All Players — Interpret the Call¶
Every player contributes to the zerg's shape. Even if you are not calling, healing, or tanking, your movement can create or remove danger.
Core job¶
Your job is to make the caller's intent possible from your role's position. A call is rarely only a direction; it is a plan for space, timing, and risk.
Ask: Where does my role need to be so this call works?
A tank, healer, support, ranged DPS, and melee DPS can all hear the same call and choose different exact positions. That is not disobedience if each player is executing the tactical intent.
What good line play looks like¶
Good line members do not wait for the caller to play their character. They read the fight while following the call.
You should constantly track:
- where the enemy damage is heavy
- where enemy players are turning or stacking
- where your own damage is trying to step
- whether you are standing on friendly players
- whether you can still affect the next turn window
- whether the next movement is around terrain, through a choke, or away from a danger box
- whether your role should be in front, on the side, connected to backline, or leaving last
Spread does not mean leave¶
Many players hear "spread" and walk out of the fight. That is usually wrong.
Spread means reduce enemy AoE value while staying useful. Depending on your role, useful spread can mean:
- DPS taking an angle where they can still hit
- healers spreading enough to avoid clumping but staying in healing range
- supports moving to the lane where enemy damage will travel
- tanks stepping wide to stop the next path
- melee/bruisers spreading inside enemy space after their cooldowns are spent
The panic-retreat trap¶
A common failure pattern is:
- enemy hits
- you survive
- you automatically run away
- your zerg loses pressure
- the enemy resets or chases for free
If the enemy just spent major cooldowns and you are still healthy, the correct answer may be to turn, Q/W, heal, shield, stop, or walk in. Retreat is correct only when the fight state actually requires it.
Good habits¶
- Spread before you are forced to spread.
- Use defensives when a real engage catches you, especially as cloth/leather.
- If you are safe after enemy damage lands, look for pressure or counter.
- If you fall behind, use mobility or mount to catch up.
- Stay close enough to the main fight to affect it.
- Do not clump on the backline because it feels safe.
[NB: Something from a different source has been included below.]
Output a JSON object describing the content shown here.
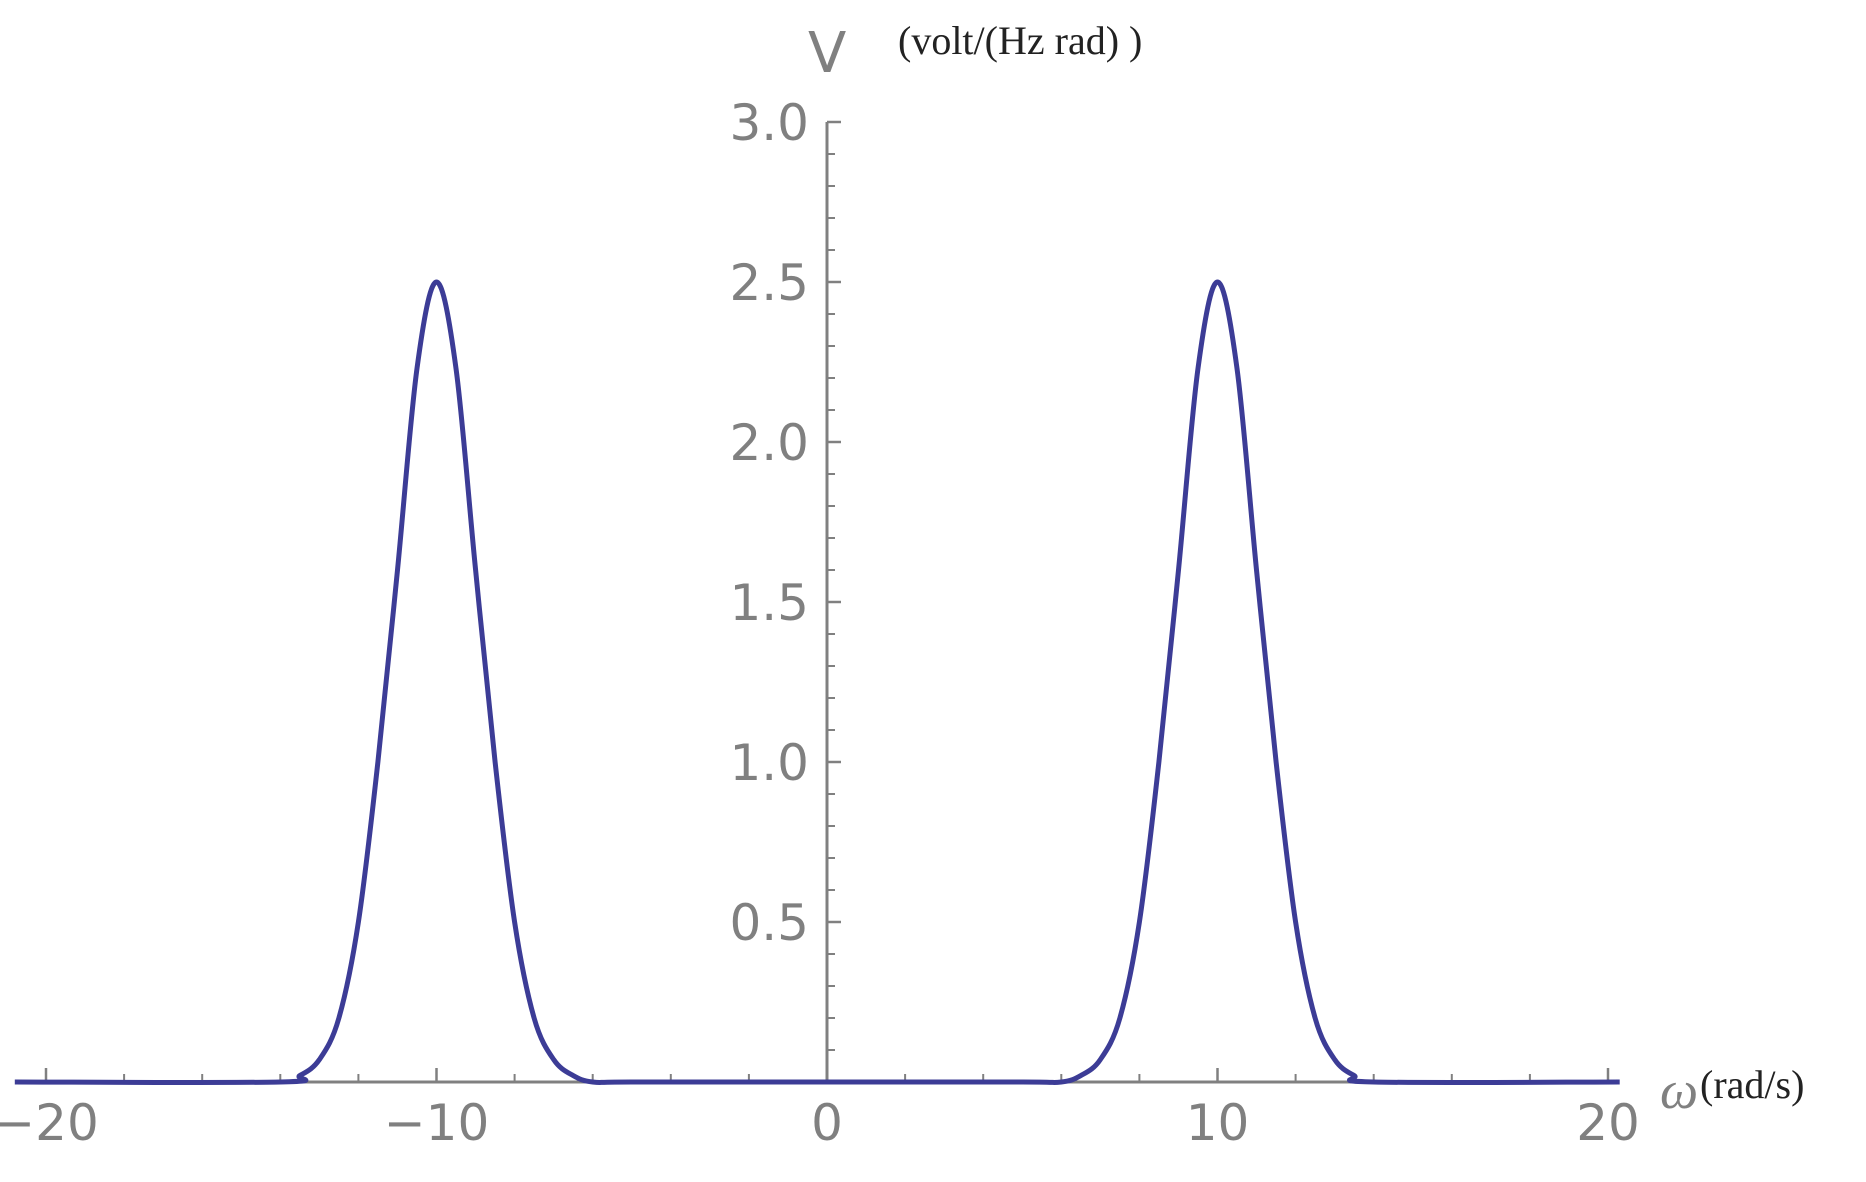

- Review one repeated mistake at a time.
Common failures¶
| Failure | Why it hurts the zerg |
|---|---|
| Literal pathing | You obey the word but miss the intent. |
| Panic retreat | You waste the enemy's spent-cooldown window. |
| Backline clumping | You create AoE escalation and pull danger onto healers/DPS. |
| Role blindness | You copy another role's position instead of doing your own job. |
| Delayed response | You wait until the caller says the obvious thing. |
| Fear of name tags | You treat every red name as active danger even when the enemy has already spent damage. |
| Wrong-route kiting | You break heal/support lanes and merge groups into one clump. |
Fight-phase checklist¶
Before contact:
- Am I close enough to the main zerg?
- Do I know which side or terrain feature matters?
- Am I stacked on too many allies already?
During enemy engage:
- Is this real danger or only name-tag pressure?
- Do I need personal defensive, spread, support, or forward pressure?
- Am I walking into a friendly clump?
After enemy engage:
- Did they spend major cooldowns?
- Can my role safely help counter-pressure?
- Am I abandoning players who are doing the correct forward job?
Practice drill¶
During VOD review, pause on every major direction call. Each player should say where their role should be five seconds later and why.
Then check the recording:
- Did you move to that role-appropriate position?
- Did your movement help the call work?
- Did you leave the fight, create a clump, or delay the next window?